Mississauga , Ontario
Area of Research
Kathy Pichora-Fuller’s basic research program concerns auditory aging and her clinical research concerns audiological rehabilitation for older adults. She has earned an international reputation for her interdisciplinary approach in linking research on auditory and cognitive processing during communication in everyday life.

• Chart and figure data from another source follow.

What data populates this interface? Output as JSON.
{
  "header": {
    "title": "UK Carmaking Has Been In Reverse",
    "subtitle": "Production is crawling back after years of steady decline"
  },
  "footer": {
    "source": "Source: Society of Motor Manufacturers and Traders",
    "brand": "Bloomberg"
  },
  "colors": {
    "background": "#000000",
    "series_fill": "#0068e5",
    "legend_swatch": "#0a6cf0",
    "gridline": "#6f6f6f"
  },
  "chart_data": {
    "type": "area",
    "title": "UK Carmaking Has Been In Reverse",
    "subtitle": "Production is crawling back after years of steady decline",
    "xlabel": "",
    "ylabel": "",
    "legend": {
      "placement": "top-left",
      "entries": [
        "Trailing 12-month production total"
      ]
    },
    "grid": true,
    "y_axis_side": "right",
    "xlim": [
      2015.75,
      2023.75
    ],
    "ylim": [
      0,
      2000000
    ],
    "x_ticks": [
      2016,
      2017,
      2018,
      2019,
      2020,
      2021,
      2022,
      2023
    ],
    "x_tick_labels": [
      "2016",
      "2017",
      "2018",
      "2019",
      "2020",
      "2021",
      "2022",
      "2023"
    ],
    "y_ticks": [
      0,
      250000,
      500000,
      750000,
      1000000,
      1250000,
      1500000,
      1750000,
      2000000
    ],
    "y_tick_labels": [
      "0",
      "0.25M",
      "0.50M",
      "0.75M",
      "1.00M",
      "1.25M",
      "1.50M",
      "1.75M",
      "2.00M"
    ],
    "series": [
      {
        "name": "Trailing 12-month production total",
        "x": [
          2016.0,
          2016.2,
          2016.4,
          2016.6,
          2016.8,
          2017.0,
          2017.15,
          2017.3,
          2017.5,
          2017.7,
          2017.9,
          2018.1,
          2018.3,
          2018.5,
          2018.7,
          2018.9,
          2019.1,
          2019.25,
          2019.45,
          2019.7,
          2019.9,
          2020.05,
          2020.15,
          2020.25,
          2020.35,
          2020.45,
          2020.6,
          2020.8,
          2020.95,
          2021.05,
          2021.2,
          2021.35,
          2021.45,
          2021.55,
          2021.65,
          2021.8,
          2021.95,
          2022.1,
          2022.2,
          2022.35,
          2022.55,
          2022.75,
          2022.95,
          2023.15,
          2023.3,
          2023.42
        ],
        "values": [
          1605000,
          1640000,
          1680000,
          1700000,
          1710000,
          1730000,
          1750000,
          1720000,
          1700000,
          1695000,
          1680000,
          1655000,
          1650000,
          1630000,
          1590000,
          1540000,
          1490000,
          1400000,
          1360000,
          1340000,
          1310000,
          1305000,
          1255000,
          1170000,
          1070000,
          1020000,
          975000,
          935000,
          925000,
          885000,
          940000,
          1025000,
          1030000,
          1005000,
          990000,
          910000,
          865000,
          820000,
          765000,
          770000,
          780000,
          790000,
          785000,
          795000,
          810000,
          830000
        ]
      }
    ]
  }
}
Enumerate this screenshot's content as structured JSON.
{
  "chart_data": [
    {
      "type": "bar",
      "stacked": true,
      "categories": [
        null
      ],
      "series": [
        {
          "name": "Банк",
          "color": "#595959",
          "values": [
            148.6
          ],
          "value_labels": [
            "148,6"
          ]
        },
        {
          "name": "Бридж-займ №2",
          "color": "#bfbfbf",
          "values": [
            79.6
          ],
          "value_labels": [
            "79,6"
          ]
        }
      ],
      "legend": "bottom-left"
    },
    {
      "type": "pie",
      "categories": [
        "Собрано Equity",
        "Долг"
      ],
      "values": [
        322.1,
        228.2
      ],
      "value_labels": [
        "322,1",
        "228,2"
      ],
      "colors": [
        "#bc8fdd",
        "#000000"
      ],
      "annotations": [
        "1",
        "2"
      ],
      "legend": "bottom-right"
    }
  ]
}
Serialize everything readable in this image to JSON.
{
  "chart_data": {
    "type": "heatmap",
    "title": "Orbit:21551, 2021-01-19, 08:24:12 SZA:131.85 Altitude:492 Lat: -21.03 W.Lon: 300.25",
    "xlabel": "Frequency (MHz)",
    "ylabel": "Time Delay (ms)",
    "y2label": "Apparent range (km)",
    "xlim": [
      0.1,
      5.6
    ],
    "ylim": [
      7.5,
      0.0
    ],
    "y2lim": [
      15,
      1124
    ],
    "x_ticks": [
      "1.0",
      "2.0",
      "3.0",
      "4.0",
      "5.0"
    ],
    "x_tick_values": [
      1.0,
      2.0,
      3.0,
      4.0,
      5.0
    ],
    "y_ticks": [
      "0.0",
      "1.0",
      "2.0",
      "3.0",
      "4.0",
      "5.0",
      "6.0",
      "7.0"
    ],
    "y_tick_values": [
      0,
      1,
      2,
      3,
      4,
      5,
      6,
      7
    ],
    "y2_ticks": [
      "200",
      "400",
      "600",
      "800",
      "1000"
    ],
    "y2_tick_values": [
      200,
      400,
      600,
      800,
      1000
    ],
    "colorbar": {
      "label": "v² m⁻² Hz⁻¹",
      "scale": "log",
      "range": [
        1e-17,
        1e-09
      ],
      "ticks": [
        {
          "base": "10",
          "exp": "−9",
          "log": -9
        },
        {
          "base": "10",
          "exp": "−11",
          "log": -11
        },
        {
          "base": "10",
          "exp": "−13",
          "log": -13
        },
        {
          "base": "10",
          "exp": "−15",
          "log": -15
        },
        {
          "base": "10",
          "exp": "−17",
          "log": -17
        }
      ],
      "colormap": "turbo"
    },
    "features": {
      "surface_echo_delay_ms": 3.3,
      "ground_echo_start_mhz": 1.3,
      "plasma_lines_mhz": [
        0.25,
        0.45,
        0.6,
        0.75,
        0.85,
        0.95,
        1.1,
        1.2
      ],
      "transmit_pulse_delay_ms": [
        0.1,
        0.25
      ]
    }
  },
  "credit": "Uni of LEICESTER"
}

Kathy Pichora-Fuller worked for several years as a Clinical Audiologist and the Audiology Supervisor at Mount Sinai Hospital in Toronto before she undertook doctoral studies in Psychology at the University of Toronto in 1986. She was on faculty in the School of Audiology and Speech Sciences at the University of British Columbia for ten years before joining the faculty at UTM in 2002. At UBC, she was also the Director of the Institute for Hearing Accessibility Research. From 2004 to 2017 she was an Adjunct Scientist at the Toronto Rehabilitation Institute on the “Communication Team” working in iDAPT (Intelligent Design for Adaptation, Participation, and Technology: Innovative Rehabilitation for People in Challenging Environments), funded by the Canadian Foundation for Innovation. She was a Guest Professor in the Linneaus Centre for Hearing and Deafness Research at Linköping University in Sweden from 2010 to 2014. She became an Adjunct Scientist at the Rotman Research Institute at Baycrest in Toronto in 2013. Her research has been funded primarily by Natural Sciences and Engineering Research Council of Canada and the Canadian Institutes of Health Research, but she has also been a co-investigator on research funded by agencies in Sweden and the USA. She is the hearing expert for the CIHR Canadian Longitudinal Study of Aging and a member of the sensory-cognitive team of the CIHR Canadian Consortium on Neurodegeneration in Aging. She translates her lab-based research on auditory and cognitive aging to address the needs of older adults who suffer from both hearing and cognitive impairments, with a new focus on social engagement and healthy aging. She was President of the Canadian Association of Speech Language Pathologists and Audiologists (1984-87), has served on the executive boards of the Canadian Acoustical Association (1998-2002, 2011-2016), the International Collegium of Rehabilitative Audiology (1997-2003), the Canadian Academy of Audiology (2002-2004) and as the Canadian representative to the International Society of Audiology (2004-2010; 2014-2016). She was co-chair of the World Congress of Audiology held in Vancouver, British Columbia, Canada in September 2016 and was recently elected as president-elect of the International Collegium of Rehabiltative Audiology. The American Academy of Audiology awarded her the 2014 International Award.